If you’re a trivia fan, you’ll be happy to know that the makers of Trivi.al have introduced an app to fulfil your trivia needs amongst your friends. Instead of sitting at home answering questions online, you can now compete with tons of people and outsmart them using your general knowledge.
Trivi.al is doing what Rumble did for Boggle by digitising a classic form of entertainment and making it more accessible to the world, enhancing the experience due to the competition you have. Let’s take a look at what this app is all about.
As soon as you open the app, you have the option to integrate Facebook into your trivia experience by signing in with your Facebook account, or using your email address. If you opt for Facebook, you’ll have to allow the app to access your friends list before you begin.
When I logged in via email, I had some loading issues, however this may not be the same for everyone.
After that, you are taken to the game’s main screen which displays your IQ (your gauge of how “smart” you are), which increases depending on the amount of correct answers you get. Every new player starts off with 90 IQ. The higher a player’s IQ, the harder the questions are.
Also displayed on the main screen is your profile picture (if using Facebook), your current games and your common cents, which are the game’s currency. You use this currency to play games and purchase powers-ups (more on that in a bit). Each game costs 8 common cents to play.
There are two ways to increase your common cents. Every 20 minutes, the game will increase your common cents by a few. The other option is instead of biding your time, you can purchase more common cents (though you shouldn’t need to) as an in-app purchase.
This kind of thing is becoming more and more popular in apps; instead of making them pay for the app initially, make them pay to enhance or continue their experience. I personally have never bought something inside an app, but I guess a lot of people do.
You can start a game by tapping the New Game icon at the top-left corner of the display. You can start a game with your Facebook friends, a random opponent or you can search for someone by username. You have the option to add up to two power ups which are priced at 1, 2 and 3 common cents that help you if you get stuck.
The faster you complete a question, the more points you get as a result, so using something like the power up Slowmo, you have more time to answer the question meaning you will probably score more points if you’re correct. If you complete two correct answers in succession, you also get additional points.
Now on to the core aspect of the app, the trivia itself. In each game, both players have to answer three rounds of questions and amass more overall points than their opponent to win. The questions are a mixed bunch, ranging from questions on science and geology to 19th century history and company slogans. There was even a question about one of the early versions of OSX, Cheetah.
One thing worth mentioning is that the questions seem heavily geared to appeal to the United States, as there was a lot of American history and American companies that came up in the questions. This may be good or bad if you live outside the U.S., however I personally found it hard to keep up, being from the UK.
There were a few repeats now and again, but I guess that’s almost necessary to improve your retention of the new information.
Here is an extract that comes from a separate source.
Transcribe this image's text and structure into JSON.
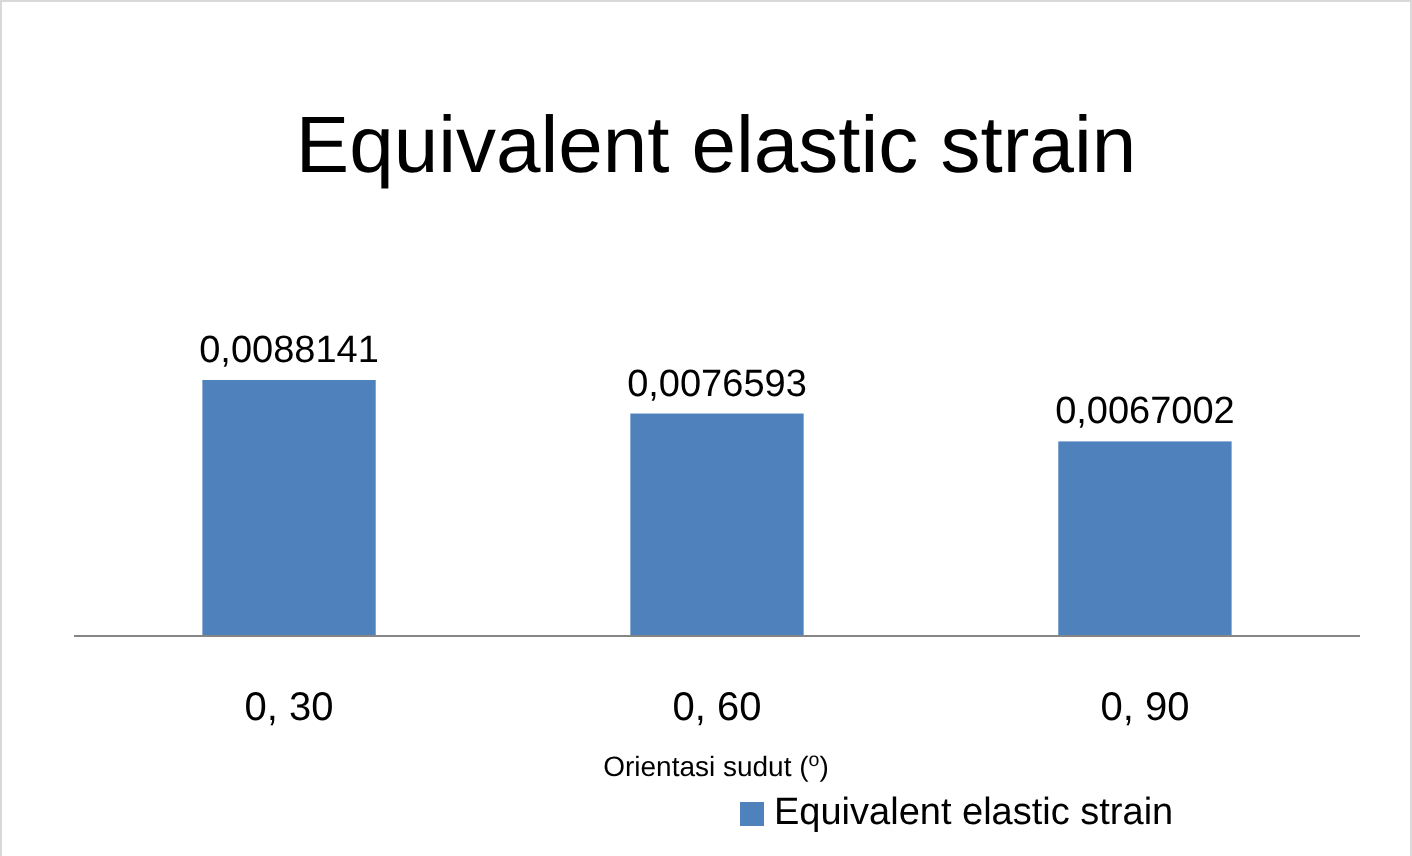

I would’ve liked to see a little wider variety of questions that aren’t geared towards a particular region such as science or more general knowledge questions.
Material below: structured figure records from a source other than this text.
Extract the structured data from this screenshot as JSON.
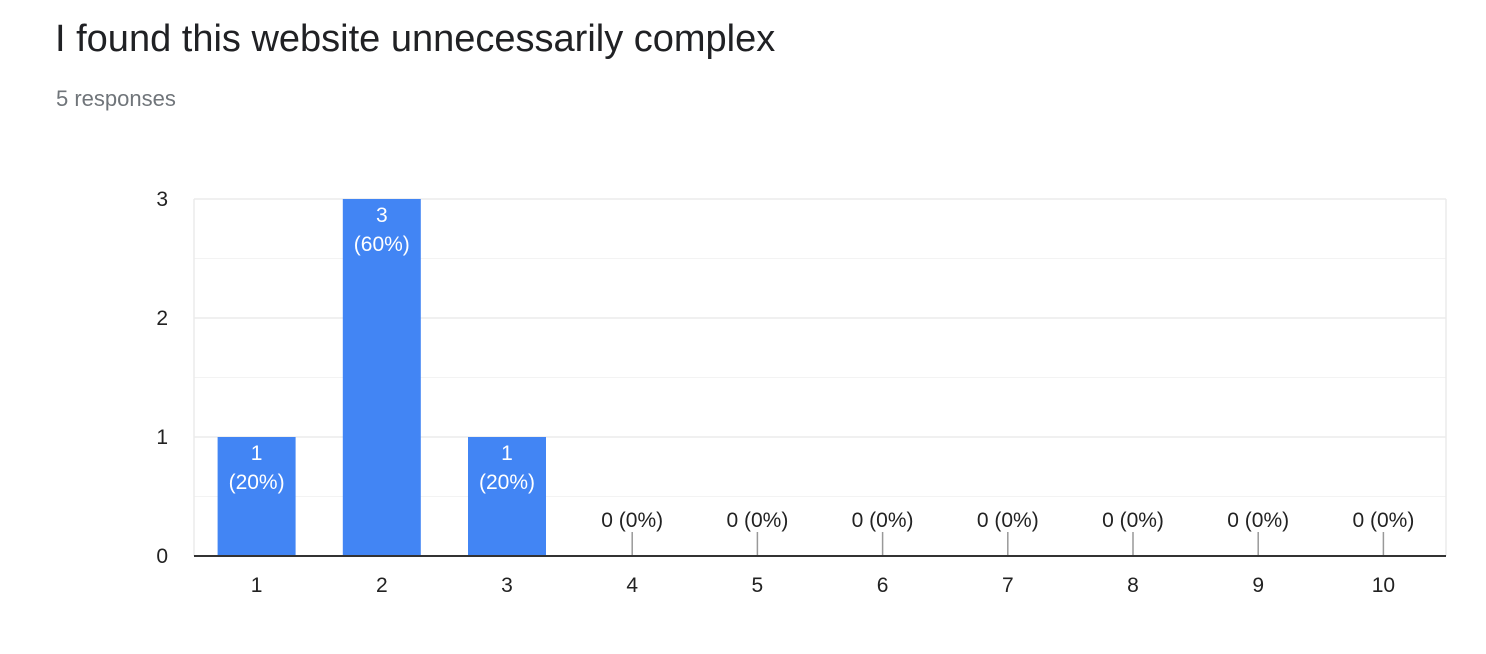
{
  "header": {
    "title": "I found this website unnecessarily complex",
    "responses": "5 responses"
  },
  "colors": {
    "bar": "#4285f4",
    "grid": "#ebebeb",
    "minor_grid": "#f3f3f3",
    "axis": "#333333"
  },
  "chart_data": {
    "type": "bar",
    "title": "",
    "xlabel": "",
    "ylabel": "",
    "categories": [
      "1",
      "2",
      "3",
      "4",
      "5",
      "6",
      "7",
      "8",
      "9",
      "10"
    ],
    "values": [
      1,
      3,
      1,
      0,
      0,
      0,
      0,
      0,
      0,
      0
    ],
    "labels": [
      [
        "1",
        "(20%)"
      ],
      [
        "3",
        "(60%)"
      ],
      [
        "1",
        "(20%)"
      ],
      [
        "0 (0%)"
      ],
      [
        "0 (0%)"
      ],
      [
        "0 (0%)"
      ],
      [
        "0 (0%)"
      ],
      [
        "0 (0%)"
      ],
      [
        "0 (0%)"
      ],
      [
        "0 (0%)"
      ]
    ],
    "ylim": [
      0,
      3
    ],
    "yticks": [
      0,
      1,
      2,
      3
    ],
    "grid": true,
    "legend": "none"
  }
}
First of all, this app has the same music all the way throughout the game. It’s incredibly repetitive, and I found it a little annoying, to be honest. Luckily, you have the option to turn it off along with the sound effects in the settings of the app, which are accessible by touching the icon in the top right of the main screen.
The app isn’t amazing aesthetically; to me it feels a little blocky and thick. It seems a little unorganised too, as it took me a little while to figure out what everything was. It’s not really in line with the minimalism that’s becoming more popular among designers, which is something I’m used to.
The app relies heavily on Facebook to support things such as lists of equivalent intelligences and inviting friends, but it’s not a bad way to go about it. This app isn’t really for everyone; the market it’s aimed at is a little unclear, however linking in through Facebook means all the trivia fans can invite each other to play.
It’s unclear whether this will give the app the critical mass it needs to take off and be a success, but it’s a great way to go about playing trivia in your spare time; it’s certainly a bit more enriching than Draw Something. The power ups that should act as a sort of last resort system don’t really seem necessary, to be honest.
If you have close family or friends that love trivia, you can have great fun playing this app with them. With the IQ system, there’s always that drive to be better. Also, you’ll always get paired up with someone with similar IQ when looking for a random opponent, so you’ll never be short of people to face.
Overall, this is a well rounded trivia app that brings the experience to your friends and family. There are a few design flaws, however that doesn’t mean you can get your daily dosage of trivia and not have fun. Hopefully this app will grow so many more people will be able to compete with you, and the users playing it will ultimately decide the fate of the app.